Askeri yerleşimde dünyada bulunan son Mithras tapınağının ortaya çıkarıldığı tarihi kaleye ziyaretçi ilgisi her geçen gün artıyor.
Dünyada ortaya çıkarılmış son Mithras Tapınağı'na sahip olan ve Roma'nın doğu sınırındaki ilk tapınak olma özelliğini taşıyan Kale, UNESCO Dünya Mirası Geçici Listesi'ndeki yerini aldı.
"BU DURUM BÖLGE VE DİYARBAKIR TURİZMİ AÇISINDAN DA ÇOK ÖNEMLİ"
Zerzevan Kalesi Kazı Heyeti Başkanı Doç. Dr. Aytaç Coşkun, Zerzevan Kalesi ve Mithras Tapınağı'nın UNESCO Dünya Mirası Geçici Listesi'ne girmesinin, çalışmaların etkin bir şekilde devamı için çok önemli olduğunu söyledi.

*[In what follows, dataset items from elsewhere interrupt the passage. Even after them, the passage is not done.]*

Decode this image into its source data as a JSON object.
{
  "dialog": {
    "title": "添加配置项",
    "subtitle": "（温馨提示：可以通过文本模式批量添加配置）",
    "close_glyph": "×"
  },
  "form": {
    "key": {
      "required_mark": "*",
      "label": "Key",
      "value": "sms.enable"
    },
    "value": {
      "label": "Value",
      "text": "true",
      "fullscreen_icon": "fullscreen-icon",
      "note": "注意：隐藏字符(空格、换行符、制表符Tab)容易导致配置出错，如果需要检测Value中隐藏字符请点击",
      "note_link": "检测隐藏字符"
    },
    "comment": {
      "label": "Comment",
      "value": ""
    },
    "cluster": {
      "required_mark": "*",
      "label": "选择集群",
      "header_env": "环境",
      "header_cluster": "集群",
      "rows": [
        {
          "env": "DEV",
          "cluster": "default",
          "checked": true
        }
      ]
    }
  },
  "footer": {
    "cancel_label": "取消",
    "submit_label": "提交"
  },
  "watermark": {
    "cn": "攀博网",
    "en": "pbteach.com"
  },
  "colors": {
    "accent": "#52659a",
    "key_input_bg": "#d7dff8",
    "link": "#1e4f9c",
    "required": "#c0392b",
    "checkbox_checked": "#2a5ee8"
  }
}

Hızlı bir şekilde kalıcı listeye girmek için de çalışmaları başlatacaklarını ifade eden Coşkun, şunları kaydetti:
"Koronavirüs salgınının atlatılmasından hemen sonra kazı ve restorasyon çalışmaları devam edecek. UNESCO listesine girmemiz ile dünyadaki görünürlüğümüz daha da artacaktır. Bu durum bölge ve Diyarbakır turizmi açısından da çok önemlidir. Geçen yıl Zerzevan Kalesi'ni 355 bin 178 yerli, 69 bin 27 yabancı olmak üzere 424 bin 205 turist ziyaret emişti. Salgından sonra ziyaretçi sayısında da önemli bir artış bekliyoruz."
Coşkun, Kültür ve Turizm Bakanlığı, Diyarbakır Valiliği, Dicle Üniversitesi, Karacadağ Kalkınma Ajansı ve sponsorları Safir Tuz olmak üzere bütün emeği geçenlere teşekkür etti.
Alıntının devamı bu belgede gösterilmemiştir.